LCP — Largest Contentful Paint
O LCP (Largest Contentful Paint) mede o tempo desde que o usuário inicia o carregamento da página até que o maior elemento de conteúdo visível na área visível (viewport) seja completamente renderizado.
Thresholds:
- 🟢 Bom: abaixo de 2,5 segundos
- 🟡 Precisa melhorar: 2,5 a 4,0 segundos
- 🔴 Ruim: acima de 4,0 segundos
O elemento LCP é tipicamente a imagem de destaque (hero image) ou o maior bloco de texto visível na parte superior da página. Identificar qual elemento é o LCP é o primeiro passo — você pode ver isso no relatório do PageSpeed Insights, que destaca o elemento.
Causas comuns de LCP lento
Imagens grandes sem otimização: A causa mais frequente. Uma imagem de 3MB como hero image garante LCP ruim em qualquer dispositivo mobile. Solução: WebP, compressão sem perda de qualidade visual, dimensionamento correto para cada breakpoint via srcset.

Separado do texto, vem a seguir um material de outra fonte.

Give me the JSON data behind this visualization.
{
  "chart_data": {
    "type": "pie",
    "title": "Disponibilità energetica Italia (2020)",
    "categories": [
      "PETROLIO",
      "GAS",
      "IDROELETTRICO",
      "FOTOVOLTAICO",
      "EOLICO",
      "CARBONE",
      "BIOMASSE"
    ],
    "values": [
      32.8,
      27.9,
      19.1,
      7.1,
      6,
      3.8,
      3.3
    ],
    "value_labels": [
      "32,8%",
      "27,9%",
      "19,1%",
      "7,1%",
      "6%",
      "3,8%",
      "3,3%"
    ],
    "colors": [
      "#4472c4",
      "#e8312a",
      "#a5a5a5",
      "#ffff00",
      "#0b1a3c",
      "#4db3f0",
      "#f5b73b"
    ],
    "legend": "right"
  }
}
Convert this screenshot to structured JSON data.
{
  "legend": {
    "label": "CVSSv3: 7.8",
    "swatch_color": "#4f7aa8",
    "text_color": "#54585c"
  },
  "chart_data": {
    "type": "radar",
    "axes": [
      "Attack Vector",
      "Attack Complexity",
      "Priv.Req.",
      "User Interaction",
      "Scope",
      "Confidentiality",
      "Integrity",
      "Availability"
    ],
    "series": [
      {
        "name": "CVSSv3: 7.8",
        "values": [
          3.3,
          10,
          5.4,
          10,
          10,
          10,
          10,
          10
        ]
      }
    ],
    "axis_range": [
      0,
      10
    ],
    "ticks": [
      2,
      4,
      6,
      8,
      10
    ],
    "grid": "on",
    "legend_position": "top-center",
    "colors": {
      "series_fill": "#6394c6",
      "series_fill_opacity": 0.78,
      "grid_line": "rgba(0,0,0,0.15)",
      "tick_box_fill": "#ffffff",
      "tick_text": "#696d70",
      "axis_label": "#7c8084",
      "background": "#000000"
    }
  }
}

TTFB alto (Time to First Byte): Se o servidor demora para começar a responder, o LCP vai ser impactado independentemente de qualquer outra otimização. Causas: hospedagem compartilhada lenta, banco de dados sem cache, ausência de CDN. Solução: cache de servidor (WP Rocket, Redis), CDN (Cloudflare), upgrade de hospedagem.
Render-blocking resources: CSS e JavaScript que bloqueiam a renderização da página antes que o elemento LCP seja exibido. Solução: CSS crítico inline no <head>, scripts não-críticos com defer ou async.
Lazy loading no elemento LCP: Um erro clássico — aplicar lazy loading na imagem que é o elemento LCP. O lazy loading adia o carregamento de imagens abaixo do fold, mas a imagem principal acima do fold deve ser carregada imediatamente. Adicione fetchpriority="high" ao elemento LCP para garantir que seja priorizado.
INP — Interaction to Next Paint
O INP (Interaction to Next Paint) substituiu o FID (First Input Delay) como métrica de responsividade em março de 2024. Enquanto o FID media apenas o primeiro clique na página, o INP mede a latência de todas as interações durante toda a sessão do usuário — toques, cliques e entradas de teclado.
Thresholds:
- 🟢 Bom: abaixo de 200ms
- 🟡 Precisa melhorar: 200ms a 500ms
- 🔴 Ruim: acima de 500ms
Um INP ruim significa que quando o usuário clica em um botão, toca em um link ou digita em um campo, a página demora para responder visualmente. No mobile, essa latência é percebida como a página “travada” — uma das piores experiências possíveis.
Causas comuns de INP ruim
JavaScript pesado na thread principal: A causa raiz mais comum. Scripts que bloqueiam a thread principal do browser impedem que as interações do usuário sejam processadas rapidamente. Solução: quebrar tarefas longas de JavaScript em chunks menores, usar Web Workers para processamento intensivo, diferir scripts não-críticos.
Múltiplos scripts de terceiros: Pixels de rastreamento, scripts de chat, widgets de redes sociais, ferramentas de heatmap — cada um adiciona JavaScript que compete pela thread principal. Audite quais são realmente necessários e carregue os não-críticos de forma assíncrona.
React/Vue/Angular com renderização lenta: Frameworks JavaScript modernos podem causar INP ruim quando a hidratação do componente acontece durante uma interação do usuário. Técnicas como hydration diferida e code splitting ajudam.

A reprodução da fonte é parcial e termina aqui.